A heavy 2-5 favorite in the market after dual classic winner Gleneagles was taken out of the Sussex at declaration time Monday, Solow has now won four Group 1s in a row. A scintillating win in the Dubai Turf (G1) at Meydan in late March was followed by scores in the Prix d'Ispahan (G1) at Longchamp and the Queen Anne (G1) at Royal Ascot.
"Maxime said that he was always confident that he was going to win but I wasn't certain," Head said. "The rest developed into a bit of sprint, they didn't go a fast pace, so the winning distance was never going to be huge -- that's why he won by half a length."
The Sussex was a "Win and You're In" prep for the Breeders' Cup Mile (G1), but Head, who won the Mile twice aboard Miesque and trained Goldikova to three wins in the race, was never been too keen on the idea of bringing Solow over for it. His wins this year have come at either nine furlongs or over stiff miles at Ascot and Goodwood, and he wouldn't find anything approaching the latter at Keeneland.
Head pretty much ruled out any trip to America with Solow following the Sussex, saying he has but one race left on his agenda this year.
"Solow's next race will be in the Queen Elizabeth II (G1) at Ascot [on October 17] and the softer the better for him," he said. "I don't think he'll run before and he'll have a well-deserved vacation afterwards."
Arod, exiting wins in the Diomed (G3) at Epsom and Summer Mile (G2) at Ascot, nearly pulled off the upset over ground that had pretty much dried and quickened following rains in the area late last week at at the weekend. The front end certainly wasn't a bad place to be as the course firmed up Wednesday, with Arod running a good one and Sands of Fortune leading throughout in a 2 5/8-mile handicap in the day's opener.

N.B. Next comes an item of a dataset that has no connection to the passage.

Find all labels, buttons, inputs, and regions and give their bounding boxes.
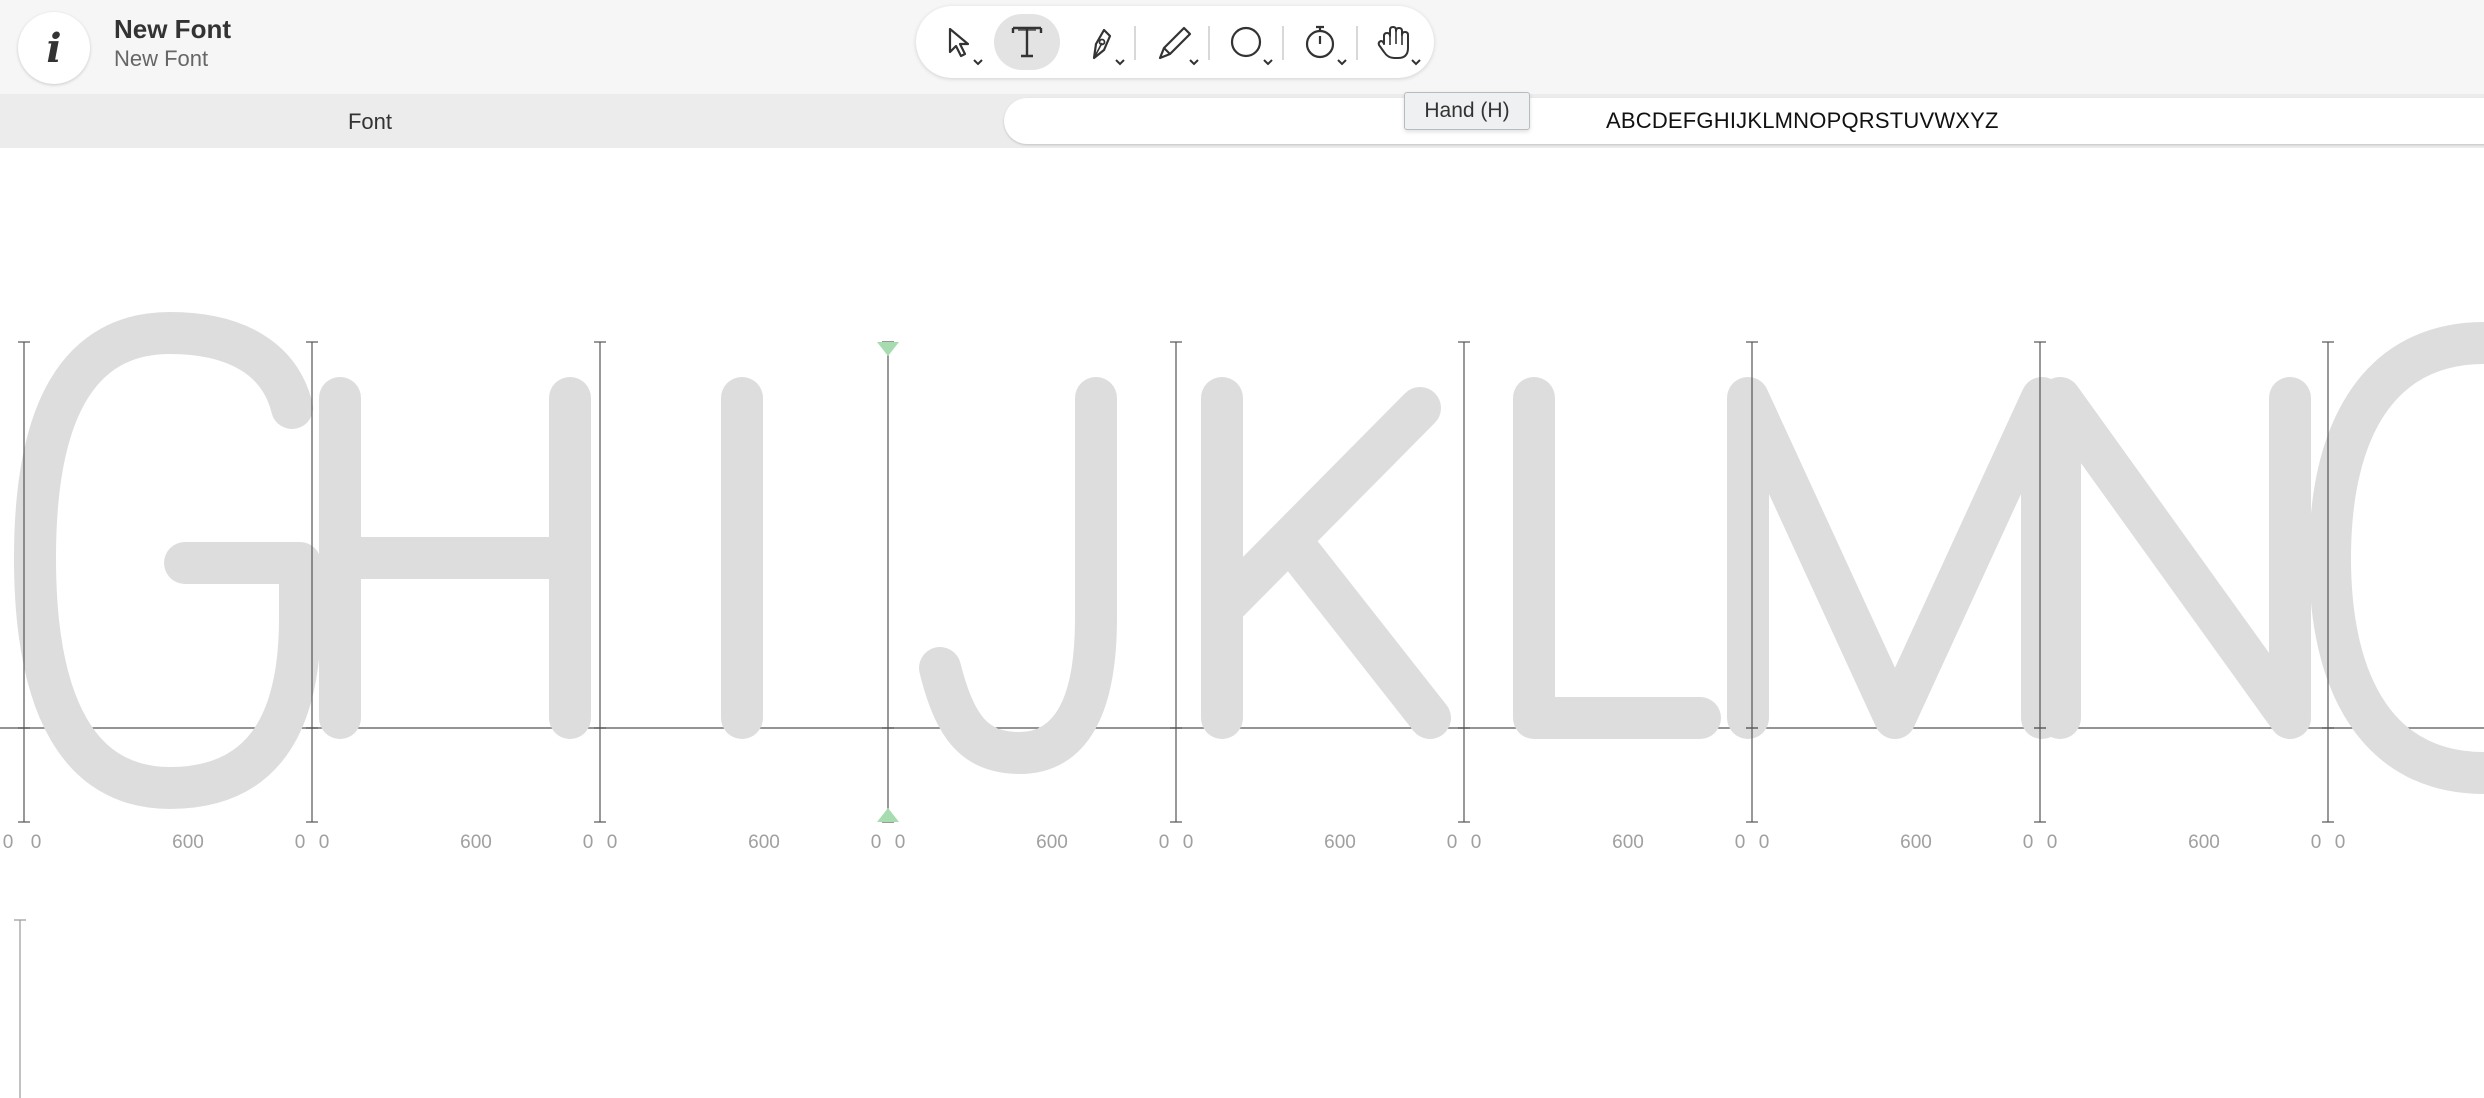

Arod is also likely to take a pass on the Breeders' Cup Mile, with the Prix du Moulin (G1) at Longchamp in September serving as a possible tune-up for the Cox Plate (G1) at Moonee Valley in Australia the following month.
"The Breeders' Cup is at Keeneland this year, but although he does go round a turn I think that would almost be too tight a track," trainer Peter Chapple-Hyam said. "He's well-balanced but he is a long-striding horse."
It was the uncertainty of course conditions that prompted Aidan O'Brien to pull Gleneagles from Sussex consideration, denying Goodwood race goers an opportunity to see an epic showdown between him and Solow. While the removal of Gleneagles now seems premature in retrospect given how the ground dried out, it does raise the tantalizing possibility that Europe's best three-year-old miler could meet the continent's best three-year-old middle-distance performer, Golden Horn, in next month's Juddmonte International (G1) at York.